L'imposta preventiva danneggia in particolare il mercato dei capitali di terzi in Svizzera. Gli interessi sono soggetti all'imposta preventiva con un'aliquota elevata del 35%. Fino al rimborso di queste imposte, tali importi rimangono illiquidi per le imprese. Questo problema induce le imprese svizzere a contrarre prestiti all'estero anziché in Svizzera. Con la revisione della legge sull'imposta preventiva, riportiamo questi soldi in Svizzera e aumentiamo il volume fiscale.

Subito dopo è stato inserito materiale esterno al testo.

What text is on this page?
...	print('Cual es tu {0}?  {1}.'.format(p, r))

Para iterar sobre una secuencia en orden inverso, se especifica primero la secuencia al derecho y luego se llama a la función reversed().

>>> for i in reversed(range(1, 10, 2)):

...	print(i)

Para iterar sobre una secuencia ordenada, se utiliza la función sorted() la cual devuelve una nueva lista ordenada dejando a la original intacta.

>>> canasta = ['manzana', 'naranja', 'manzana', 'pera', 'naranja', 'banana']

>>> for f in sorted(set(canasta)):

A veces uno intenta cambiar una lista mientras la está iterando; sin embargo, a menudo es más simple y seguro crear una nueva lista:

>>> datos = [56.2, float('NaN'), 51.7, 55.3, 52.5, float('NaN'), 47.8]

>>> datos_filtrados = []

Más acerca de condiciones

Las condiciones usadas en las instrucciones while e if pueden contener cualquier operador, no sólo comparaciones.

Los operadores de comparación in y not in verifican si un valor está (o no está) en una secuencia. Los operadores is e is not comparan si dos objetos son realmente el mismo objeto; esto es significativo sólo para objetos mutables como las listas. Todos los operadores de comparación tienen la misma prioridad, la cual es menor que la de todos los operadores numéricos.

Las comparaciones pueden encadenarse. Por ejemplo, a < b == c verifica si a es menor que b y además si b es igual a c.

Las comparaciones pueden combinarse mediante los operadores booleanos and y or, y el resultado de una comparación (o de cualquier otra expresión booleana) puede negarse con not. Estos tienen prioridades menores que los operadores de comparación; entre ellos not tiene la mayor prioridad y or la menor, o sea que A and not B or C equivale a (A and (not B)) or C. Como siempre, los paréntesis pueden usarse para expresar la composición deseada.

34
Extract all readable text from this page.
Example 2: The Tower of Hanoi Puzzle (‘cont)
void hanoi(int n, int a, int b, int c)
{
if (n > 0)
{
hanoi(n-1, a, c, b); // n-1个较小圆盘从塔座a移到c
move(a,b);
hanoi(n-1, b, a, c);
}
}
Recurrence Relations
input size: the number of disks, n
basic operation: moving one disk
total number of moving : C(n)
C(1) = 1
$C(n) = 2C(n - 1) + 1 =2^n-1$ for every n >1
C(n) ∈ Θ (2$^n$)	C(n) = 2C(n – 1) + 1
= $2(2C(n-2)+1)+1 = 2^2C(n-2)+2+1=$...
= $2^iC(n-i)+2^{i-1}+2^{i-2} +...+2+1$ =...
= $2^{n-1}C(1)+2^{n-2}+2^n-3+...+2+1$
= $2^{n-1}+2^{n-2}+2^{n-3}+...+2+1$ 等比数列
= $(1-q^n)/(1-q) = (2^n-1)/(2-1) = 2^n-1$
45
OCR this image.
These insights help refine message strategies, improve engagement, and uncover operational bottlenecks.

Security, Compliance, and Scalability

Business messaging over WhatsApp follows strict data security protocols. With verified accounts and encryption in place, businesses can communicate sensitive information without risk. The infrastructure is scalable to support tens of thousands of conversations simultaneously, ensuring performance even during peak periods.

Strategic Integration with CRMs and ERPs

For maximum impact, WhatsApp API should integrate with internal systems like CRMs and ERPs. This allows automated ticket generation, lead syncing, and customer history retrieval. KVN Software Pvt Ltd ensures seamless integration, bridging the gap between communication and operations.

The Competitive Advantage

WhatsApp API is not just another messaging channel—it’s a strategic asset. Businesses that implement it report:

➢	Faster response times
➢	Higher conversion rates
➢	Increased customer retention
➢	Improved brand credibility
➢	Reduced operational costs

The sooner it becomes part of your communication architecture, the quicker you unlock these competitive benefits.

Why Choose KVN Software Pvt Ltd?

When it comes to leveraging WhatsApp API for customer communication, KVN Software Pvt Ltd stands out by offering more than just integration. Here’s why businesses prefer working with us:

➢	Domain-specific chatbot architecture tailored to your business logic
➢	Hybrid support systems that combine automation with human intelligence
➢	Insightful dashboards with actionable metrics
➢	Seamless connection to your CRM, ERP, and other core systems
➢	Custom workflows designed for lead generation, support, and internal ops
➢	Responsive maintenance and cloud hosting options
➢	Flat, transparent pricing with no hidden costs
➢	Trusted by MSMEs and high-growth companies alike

Questi argomenti hanno portato a un sì unanime all'abolizione dell'imposta preventiva nella Camera delle arti e mestieri.
L'iniziativa contro l'allevamento intensivo mira a restituire dignità agli animali nell'ambito dell'allevamento agricolo. Ciò che a prima vista sembra una soluzione ragionevole contro determinati abusi, nella sua attuazione porterà tuttavia a misure estese e dannose. Con una delle legislazioni più severe in materia di protezione degli animali e un'ordinanza sul numero massimo di capi probabilmente unica al mondo, la questione sollevata dai promotori dell'iniziativa è già sufficientemente regolamentata dal legislatore. Un'ulteriore restrizione a livello costituzionale è quindi semplicemente superflua. Inoltre, la definizione del termine «allevamento intensivo» è stata formulata in modo estremamente vago. Alla luce di queste considerazioni, la Camera delle arti e mestieri ha deciso all'unanimità di raccomandare il no.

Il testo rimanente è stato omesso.